People were saying how wonderful you were, how I just “had” to get my hands and lips around you.
Maybe I was off my game that night.
But things are always relative with me, and with so many people talking you up*, I already had a chip on my shoulder and something of a score to settle with you.
You were aloof, dry and earthy beyond repair. You made my experience and relationship with Quads even more distant, difficult and strained.
You were dry and oh so dirty (dirty in a ‘wet concrete’ kind of way) fruits and spices subdued to the over powering display of your yeast profile.
Char, ash and waves of tobacco and ashtray. You were showing off in all the wrong areas.
You were showing off your breasts when really it was your bum that was amazing.
You were everything I’ve had and noting I wanted.
To be honest, you were actually a bit of a dud root.

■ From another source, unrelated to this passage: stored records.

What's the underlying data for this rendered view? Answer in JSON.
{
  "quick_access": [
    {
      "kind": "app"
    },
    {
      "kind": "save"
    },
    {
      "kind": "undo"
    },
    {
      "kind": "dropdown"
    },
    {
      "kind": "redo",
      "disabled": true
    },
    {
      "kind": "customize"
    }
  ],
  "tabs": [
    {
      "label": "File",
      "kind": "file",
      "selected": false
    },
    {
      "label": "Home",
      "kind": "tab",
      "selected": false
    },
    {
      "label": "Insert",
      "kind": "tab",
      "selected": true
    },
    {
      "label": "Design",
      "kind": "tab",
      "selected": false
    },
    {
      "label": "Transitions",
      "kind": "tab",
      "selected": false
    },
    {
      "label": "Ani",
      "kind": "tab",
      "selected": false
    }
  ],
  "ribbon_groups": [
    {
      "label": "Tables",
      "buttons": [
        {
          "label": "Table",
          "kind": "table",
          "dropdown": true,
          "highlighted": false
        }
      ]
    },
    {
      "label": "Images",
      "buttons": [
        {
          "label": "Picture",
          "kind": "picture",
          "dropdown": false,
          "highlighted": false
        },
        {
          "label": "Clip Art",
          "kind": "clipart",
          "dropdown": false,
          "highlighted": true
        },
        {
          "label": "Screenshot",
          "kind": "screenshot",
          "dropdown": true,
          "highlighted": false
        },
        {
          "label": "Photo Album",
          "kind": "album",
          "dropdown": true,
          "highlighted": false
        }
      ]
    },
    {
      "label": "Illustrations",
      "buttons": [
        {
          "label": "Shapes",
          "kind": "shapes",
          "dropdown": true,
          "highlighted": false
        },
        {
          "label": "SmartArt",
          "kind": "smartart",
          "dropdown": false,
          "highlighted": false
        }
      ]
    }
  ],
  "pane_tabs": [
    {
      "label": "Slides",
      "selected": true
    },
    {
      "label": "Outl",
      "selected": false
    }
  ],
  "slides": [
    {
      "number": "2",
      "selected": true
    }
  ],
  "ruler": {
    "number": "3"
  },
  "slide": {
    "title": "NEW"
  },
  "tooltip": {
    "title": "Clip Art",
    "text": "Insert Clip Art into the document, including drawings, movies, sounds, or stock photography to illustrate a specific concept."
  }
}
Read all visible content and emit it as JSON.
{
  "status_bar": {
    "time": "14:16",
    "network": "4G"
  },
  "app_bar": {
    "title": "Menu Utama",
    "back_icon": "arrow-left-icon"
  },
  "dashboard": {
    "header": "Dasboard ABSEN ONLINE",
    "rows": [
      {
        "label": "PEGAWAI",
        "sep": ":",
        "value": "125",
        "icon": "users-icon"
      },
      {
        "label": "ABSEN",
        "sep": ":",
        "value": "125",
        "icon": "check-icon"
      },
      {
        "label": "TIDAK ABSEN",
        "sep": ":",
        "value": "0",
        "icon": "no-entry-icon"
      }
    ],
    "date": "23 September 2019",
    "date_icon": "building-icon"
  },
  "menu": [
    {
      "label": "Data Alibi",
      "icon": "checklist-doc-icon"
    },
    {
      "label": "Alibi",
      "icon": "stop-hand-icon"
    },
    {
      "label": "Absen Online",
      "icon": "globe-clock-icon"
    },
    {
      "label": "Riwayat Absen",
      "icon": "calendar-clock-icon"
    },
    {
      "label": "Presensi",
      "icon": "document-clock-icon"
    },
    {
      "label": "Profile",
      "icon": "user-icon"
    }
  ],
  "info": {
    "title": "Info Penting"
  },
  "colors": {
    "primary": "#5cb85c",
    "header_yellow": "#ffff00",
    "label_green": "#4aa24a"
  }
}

“I’ve had better” sprang to mind when I finished you off, with the last warms sips from my tulip.
You had left a dirty taste in my mouth and I had almost lamented going all the way with you.
You had confirmed all my suspicions of being over priced, obtuse and coming across highly overrated.
I’ve tried to be a better person about it, you still make it awkward when we see each other out.
The less said about our quickie the better. There are still some people that rate you, to this very day.
They are also the very same people who would still want to have sex with Kim Kardashain, even though we have all discovered that she is actually a prodigious potentially STD laden slag.
Catch ya round, Adam
*After 1945, the Trappist Monastery St. Sixtus decided it would stop the sale of its beer.An agreement was reached where inside the walls of the Monastery the monks would brew only beer for their own consumption but would sell to the public at the gates of the Monastery and also for a few taverns connected to the Monastery.
A contract was agreed in 1962 With the Watou Brewery which brewed and sold the Trappist Beers under license. In 1992, the agreement came to an end because the Trappist Monasteries (6 in Belgium and 1 in the Netherlands) decided that the qualification ‘Trappistenbier’ could only be given to beers brewed inside the walls of the Trappist Monastery. Since 1992 the beers brewed in Watou are sold under the new brand name of ‘St Bernardus‘.
The "St Bernardus" range is considered by fools as a close match in recipe and style to the St Sixtus (aka Westvlertran 8 and 12) beers.